Endlich führen wir los und ich winkte Oma, die Foxy am Halsband festhielt.
Opa hatte zu alledem nichts gesagt, aber so war der alte Bergmann, was hätte er nutzvolles dazu zu sagen gefunden.
Wir fuhren in Richtung Stadion der Spielvereinigung Erkenschwick, wo ich in der F-Jugend spielte, und bogen rechts auf die Stimbergstraße, wo Onkel Bruno dann ordentlich Gas gab.
Im NSU röhrte es so laut, dass ich kaum meinen eigenen Gedanken hörte. Und die Tante sagte zu ihrem Mann etwas, woraufhin er vom Gas stieg und die Fahrt langsamer und leiser wurde.
Wir bogen links ab, querten die Friedhofstraße, die am Waldfriedhof vorbeiführte, wo meine Urgroßmutter lag.

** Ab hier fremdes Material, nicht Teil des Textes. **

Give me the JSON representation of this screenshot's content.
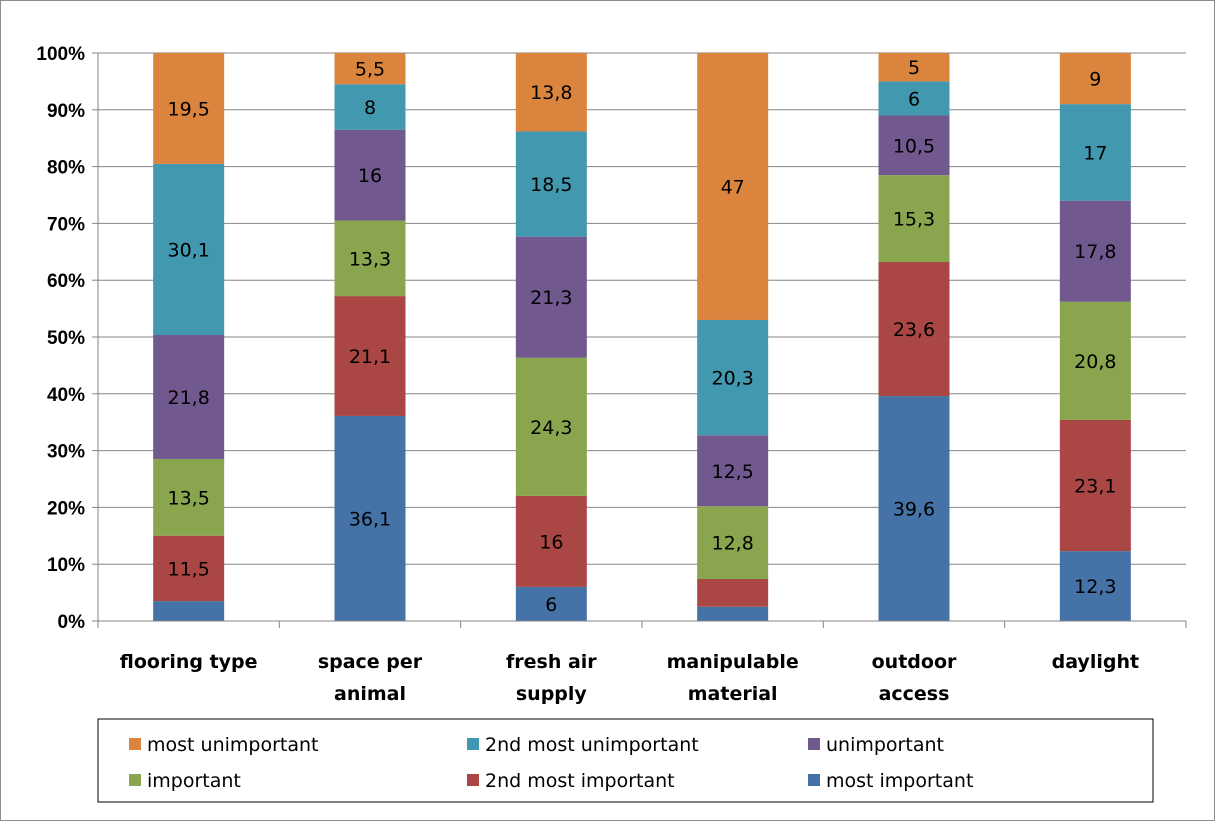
{
  "chart_data": {
    "type": "bar",
    "stacked": true,
    "percent_stacked": true,
    "categories": [
      [
        "flooring type"
      ],
      [
        "space per",
        "animal"
      ],
      [
        "fresh air",
        "supply"
      ],
      [
        "manipulable",
        "material"
      ],
      [
        "outdoor",
        "access"
      ],
      [
        "daylight"
      ]
    ],
    "series": [
      {
        "name": "most important",
        "color": "#4572a7",
        "values": [
          3.5,
          36.1,
          6,
          2.5,
          39.6,
          12.3
        ],
        "labels": [
          "",
          "36,1",
          "6",
          "",
          "39,6",
          "12,3"
        ]
      },
      {
        "name": "2nd most important",
        "color": "#aa4643",
        "values": [
          11.5,
          21.1,
          16,
          4.9,
          23.6,
          23.1
        ],
        "labels": [
          "11,5",
          "21,1",
          "16",
          "",
          "23,6",
          "23,1"
        ]
      },
      {
        "name": "important",
        "color": "#89a54e",
        "values": [
          13.5,
          13.3,
          24.3,
          12.8,
          15.3,
          20.8
        ],
        "labels": [
          "13,5",
          "13,3",
          "24,3",
          "12,8",
          "15,3",
          "20,8"
        ]
      },
      {
        "name": "unimportant",
        "color": "#71588f",
        "values": [
          21.8,
          16,
          21.3,
          12.5,
          10.5,
          17.8
        ],
        "labels": [
          "21,8",
          "16",
          "21,3",
          "12,5",
          "10,5",
          "17,8"
        ]
      },
      {
        "name": "2nd most unimportant",
        "color": "#4198af",
        "values": [
          30.1,
          8,
          18.5,
          20.3,
          6,
          17
        ],
        "labels": [
          "30,1",
          "8",
          "18,5",
          "20,3",
          "6",
          "17"
        ]
      },
      {
        "name": "most unimportant",
        "color": "#db843d",
        "values": [
          19.5,
          5.5,
          13.8,
          47,
          5,
          9
        ],
        "labels": [
          "19,5",
          "5,5",
          "13,8",
          "47",
          "5",
          "9"
        ]
      }
    ],
    "yticks": [
      "0%",
      "10%",
      "20%",
      "30%",
      "40%",
      "50%",
      "60%",
      "70%",
      "80%",
      "90%",
      "100%"
    ],
    "ylim": [
      0,
      100
    ],
    "grid": true,
    "legend_order": [
      "most unimportant",
      "2nd most unimportant",
      "unimportant",
      "important",
      "2nd most important",
      "most important"
    ],
    "legend_position": "bottom"
  }
}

Folgten dann die Klein-Erkenschwicker - bis zur Haardstraße, die zur Gastronomie Mutter Wehner führte. Hier war ich oft, nach einem ausgiebigen Sonntagsspaziergang mit den Großeltern essen. Und hier parkten wir.

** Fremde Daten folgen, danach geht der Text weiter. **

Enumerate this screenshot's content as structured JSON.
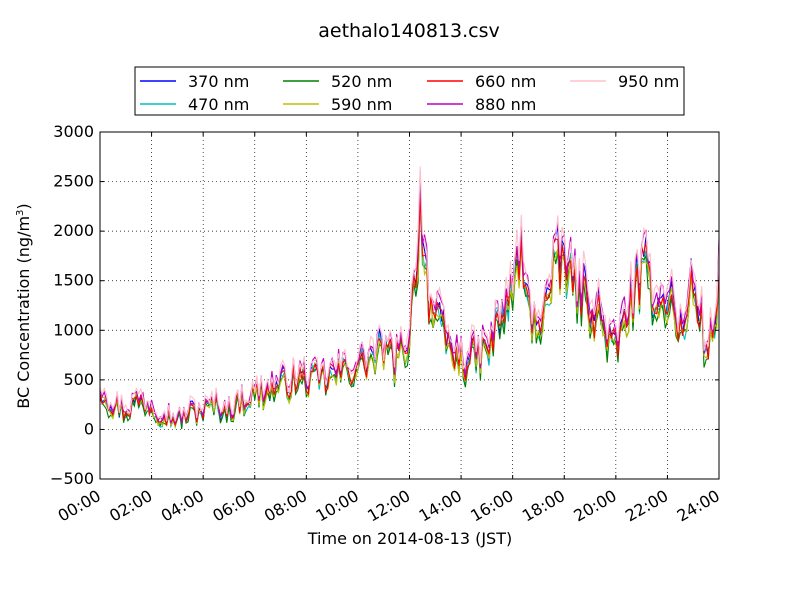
{
  "chart_data": {
    "type": "line",
    "title": "aethalo140813.csv",
    "xlabel": "Time on 2014-08-13 (JST)",
    "ylabel": "BC Concentration (ng/m",
    "ylabel_sup": "3",
    "ylabel_end": ")",
    "xlim": [
      0,
      24
    ],
    "ylim": [
      -500,
      3000
    ],
    "x_ticks": [
      "00:00",
      "02:00",
      "04:00",
      "06:00",
      "08:00",
      "10:00",
      "12:00",
      "14:00",
      "16:00",
      "18:00",
      "20:00",
      "22:00",
      "24:00"
    ],
    "y_ticks": [
      "−500",
      "0",
      "500",
      "1000",
      "1500",
      "2000",
      "2500",
      "3000"
    ],
    "grid": true,
    "legend_placement": "top, above plot",
    "x_unit": "hours",
    "key_points": {
      "x": [
        0,
        0.25,
        0.5,
        1.0,
        1.5,
        2.0,
        2.5,
        3.0,
        3.5,
        4.0,
        4.5,
        5.0,
        5.5,
        6.0,
        6.5,
        7.0,
        7.5,
        8.0,
        8.5,
        9.0,
        9.5,
        10.0,
        10.5,
        11.0,
        11.5,
        12.0,
        12.2,
        12.4,
        12.6,
        12.8,
        13.0,
        13.3,
        13.6,
        14.0,
        14.5,
        15.0,
        15.3,
        15.6,
        16.0,
        16.3,
        16.6,
        17.0,
        17.3,
        17.6,
        18.0,
        18.3,
        18.6,
        19.0,
        19.3,
        19.6,
        20.0,
        20.3,
        20.6,
        20.9,
        21.2,
        21.5,
        21.8,
        22.0,
        22.3,
        22.6,
        22.9,
        23.2,
        23.5,
        23.8,
        24.0
      ],
      "y": [
        450,
        350,
        250,
        200,
        300,
        250,
        150,
        100,
        180,
        200,
        250,
        200,
        300,
        350,
        400,
        450,
        500,
        520,
        500,
        550,
        600,
        650,
        750,
        800,
        700,
        1000,
        1500,
        2300,
        1800,
        1300,
        1100,
        1000,
        800,
        700,
        750,
        800,
        1000,
        1200,
        1400,
        1900,
        1200,
        1100,
        1300,
        1600,
        1800,
        1500,
        1400,
        1300,
        1200,
        1000,
        800,
        1100,
        1300,
        1500,
        1600,
        1400,
        1300,
        1400,
        1200,
        900,
        1500,
        1300,
        800,
        1000,
        1600
      ]
    },
    "series": [
      {
        "name": "370 nm",
        "color": "#0000ff",
        "scale": 1.0,
        "offset": 0,
        "seed": 11
      },
      {
        "name": "470 nm",
        "color": "#00bfbf",
        "scale": 0.96,
        "offset": -10,
        "seed": 23
      },
      {
        "name": "520 nm",
        "color": "#008000",
        "scale": 0.93,
        "offset": -15,
        "seed": 37
      },
      {
        "name": "590 nm",
        "color": "#bfbf00",
        "scale": 0.94,
        "offset": 0,
        "seed": 41
      },
      {
        "name": "660 nm",
        "color": "#ff0000",
        "scale": 0.97,
        "offset": 15,
        "seed": 53
      },
      {
        "name": "880 nm",
        "color": "#bf00bf",
        "scale": 1.04,
        "offset": 30,
        "seed": 67
      },
      {
        "name": "950 nm",
        "color": "#ffc0cb",
        "scale": 1.06,
        "offset": 40,
        "seed": 79
      }
    ]
  }
}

„Weiter fährt man nicht, für ein Paar Pilze?“, nörgelte die Tante. Ich dachte, was würde sie sagen, wenn sie mal die Strecke zu Fuß bewältigen tät. So, als Spaziergang am Sonntag.
Mit Weidenkörbchen ausgestattet begaben wir uns auf Waldpfade. Immer tiefer bis wir mittendrin waren, in der urwüchsigen Haard mit knorrigen Bäumen und herbstbunten Blätterdach.
„Hier ist’s recht“, sagte Opa. Das war das Erste, was er seit einer halben Stunde sprach. Er war halt ein Mann mit wenig Worten.
Onkel Bruno begab sich durch das Farnkraut tiefer in den Wald hinein. Ich folgte ihm bis zu einer Stelle, wo es eine Anzahl Pilzen gab.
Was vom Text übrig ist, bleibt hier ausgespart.